Reaching a turning point in IF treatment can be very difficult. Hubby and I were just cruising along this summer; we were taking a two month hiatus from treatment, and we were just getting out of our hole from our first IVF failure this past May. We were trying to get psyched up to start yet again in September. Many of our discussions leading up to now about how long we would continue to try IVF before we moved on to other options had always ended like this: “We won’t know until we’re there.”
One fine day about two weeks ago, I got a random call from the donor coordinator at our clinic. I began having a mild panic attack as she starts to tell me, “We have a match for you.” I had totally lost track of time! We put ourselves on the donor waiting list six or more months ago as a “just in case.” I explained to her we weren’t quite ready for that step, and we really wanted to try again with my own eggs despite our four cancelled cycles. She suggested we come in to see what the process is like; she said it can make it easier knowing what to expect when the time does come that we’re ready to move forward. So, we decided to go in to view the donor profile, couldn’t hurt right?

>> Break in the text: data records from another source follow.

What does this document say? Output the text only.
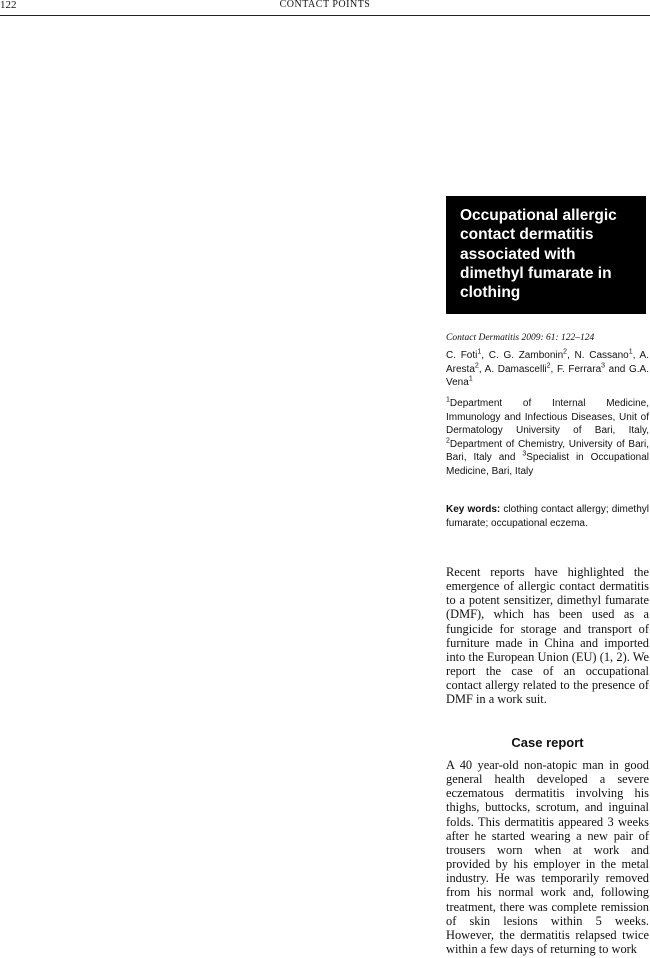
122	CONTACT POINTS
Occupational allergic contact dermatitis associated with dimethyl fumarate in clothing
Contact Dermatitis 2009: 61: 122–124
C. Foti$^1$, C. G. Zambonin$^2$, N. Cassano$^1$, A. Aresta$^2$, A. Damascelli$^2$, F. Ferrara$^3$ and G.A. Vena$^1$
$^1$Department of Internal Medicine, Immunology and Infectious Diseases, Unit of Dermatology University of Bari, Italy, $^2$Department of Chemistry, University of Bari, Bari, Italy and $^3$Specialist in Occupational Medicine, Bari, Italy
Key words: clothing contact allergy; dimethyl fumarate; occupational eczema.
Recent reports have highlighted the emergence of allergic contact dermatitis to a potent sensitizer, dimethyl fumarate (DMF), which has been used as a fungicide for storage and transport of furniture made in China and imported into the European Union (EU) (1, 2). We report the case of an occupational contact allergy related to the presence of DMF in a work suit.
Case report
A 40 year-old non-atopic man in good general health developed a severe eczematous dermatitis involving his thighs, buttocks, scrotum, and inguinal folds. This dermatitis appeared 3 weeks after he started wearing a new pair of trousers worn when at work and provided by his employer in the metal industry. He was temporarily removed from his normal work and, following treatment, there was complete remission of skin lesions within 5 weeks. However, the dermatitis relapsed twice within a few days of returning to work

I must admit, hubby and I were surprised by her call. We began casual chit chat (Yes, this is the second time I’m using “chit chat” in my blog after only three posts) about how we felt about this development. We were excited and intrigued. I almost felt like I was betraying my body and my genetics for feeling that way. But what have my ovaries ever done for me up to this point except screw thing up royally? I had to begin thinking about what was really important to us; was it genetics or starting a family together?
At the clinic, we met the donor coordinator, Kathy; the sweetest and most caring person I think we’ve ever encountered during this whole journey. She gave us plenty of time to go through our potential donor’s profile. As we read through her thick folder we kept commenting on how good we felt. We weren’t sad or upset; we felt a connection to this person, this angel who for some reason made us feel at ease with this process.

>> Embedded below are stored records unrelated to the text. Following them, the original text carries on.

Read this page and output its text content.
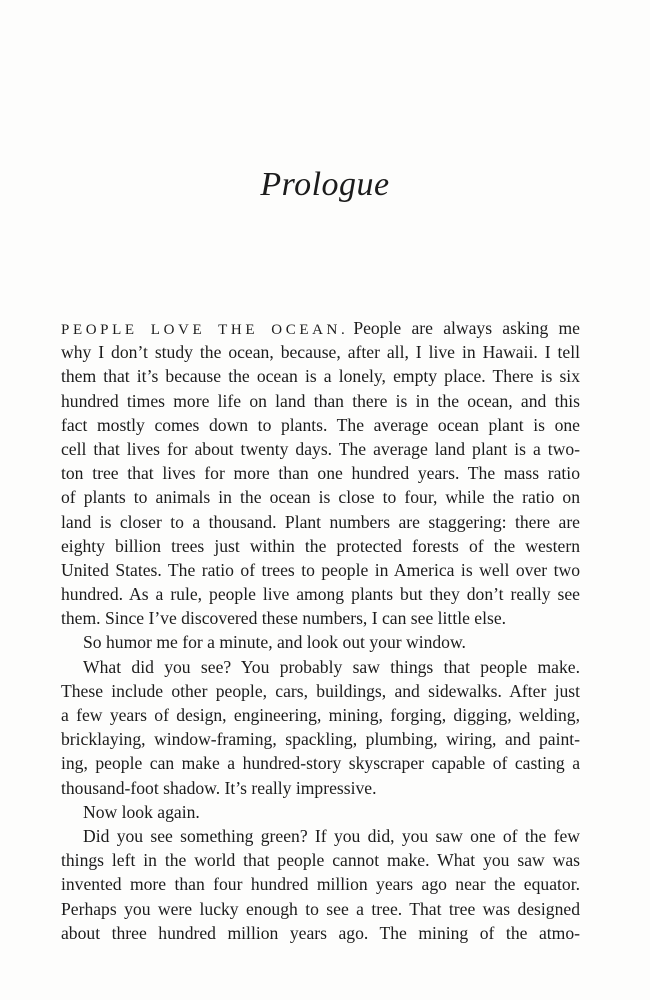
Prologue
PEOPLE LOVE THE OCEAN. People are always asking me
why I don’t study the ocean, because, after all, I live in Hawaii. I tell
them that it’s because the ocean is a lonely, empty place. There is six
hundred times more life on land than there is in the ocean, and this
fact mostly comes down to plants. The average ocean plant is one
cell that lives for about twenty days. The average land plant is a two-
ton tree that lives for more than one hundred years. The mass ratio
of plants to animals in the ocean is close to four, while the ratio on
land is closer to a thousand. Plant numbers are staggering: there are
eighty billion trees just within the protected forests of the western
United States. The ratio of trees to people in America is well over two
hundred. As a rule, people live among plants but they don’t really see
them. Since I’ve discovered these numbers, I can see little else.
So humor me for a minute, and look out your window.
What did you see? You probably saw things that people make.
These include other people, cars, buildings, and sidewalks. After just
a few years of design, engineering, mining, forging, digging, welding,
bricklaying, window-framing, spackling, plumbing, wiring, and paint-
ing, people can make a hundred-story skyscraper capable of casting a
thousand-foot shadow. It’s really impressive.
Now look again.
Did you see something green? If you did, you saw one of the few
things left in the world that people cannot make. What you saw was
invented more than four hundred million years ago near the equator.
Perhaps you were lucky enough to see a tree. That tree was designed
about three hundred million years ago. The mining of the atmo-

Afterwards, we went out for some celebratory sushi. We were both very excited and nervous about our experience at the clinic. We were on the same page about being open to this if it made sense for us. My ovaries aren’t going to magically cooperate and start responding to medication, nor are they going to start producing more follicles. I got what I got, and I sadly don’t have any more. Those were the cold hard facts that it’s taken me two years to feel at peace with.

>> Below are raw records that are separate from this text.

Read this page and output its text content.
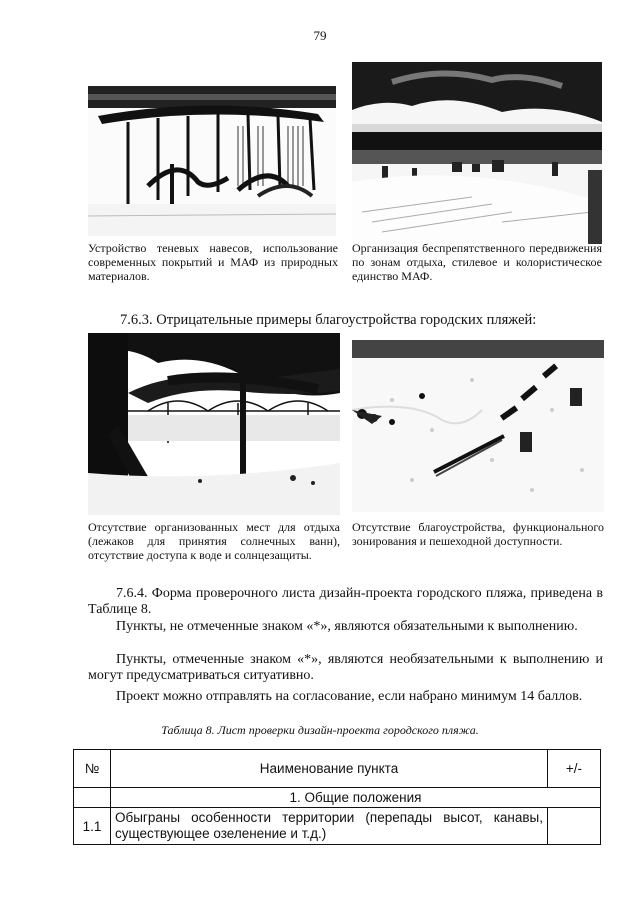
79
Устройство теневых навесов, использование современных покрытий и МАФ из природных материалов.
Организация беспрепятственного передвижения по зонам отдыха, стилевое и колористическое единство МАФ.
7.6.3. Отрицательные примеры благоустройства городских пляжей:
Отсутствие организованных мест для отдыха (лежаков для принятия солнечных ванн), отсутствие доступа к воде и солнцезащиты.
Отсутствие благоустройства, функционального зонирования и пешеходной доступности.
7.6.4. Форма проверочного листа дизайн-проекта городского пляжа, приведена в Таблице 8.
Пункты, не отмеченные знаком «*», являются обязательными к выполнению.
Пункты, отмеченные знаком «*», являются необязательными к выполнению и могут предусматриваться ситуативно.
Проект можно отправлять на согласование, если набрано минимум 14 баллов.
Таблица 8. Лист проверки дизайн-проекта городского пляжа.
№	Наименование пункта	+/-
	1. Общие положения	
1.1	Обыграны особенности территории (перепады высот, канавы, существующее озеленение и т.д.)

I’ve never felt so in tune with my path before. I usually go along, reacting to things as they come up. This time I felt a little more in control of what’s been laid out before us. This wasn’t an easy decision; we thought about our options, and one wasn’t necessarily right or wrong. In our minds, we had been approaching this decision for some time now. Each cancelled cycle takes such a toll, both emotionally and financially, and we know that my female organs have mind of their own. What if we waited for something that could never happen and then it was too late. So, we chose the path of least resistance; we chose to take a chance, and go with the donor.
A huge weight feels like it’s been lifted and we are once again hopeful. I’ve been grieving the loss of having a genetic child a little bit at a time for the last year and I’m ready to move forward with our family building. We couldn’t have known that it would take this opportunity and the gift of an angel to pull us forward and keep us filled with love and hope. More to come!!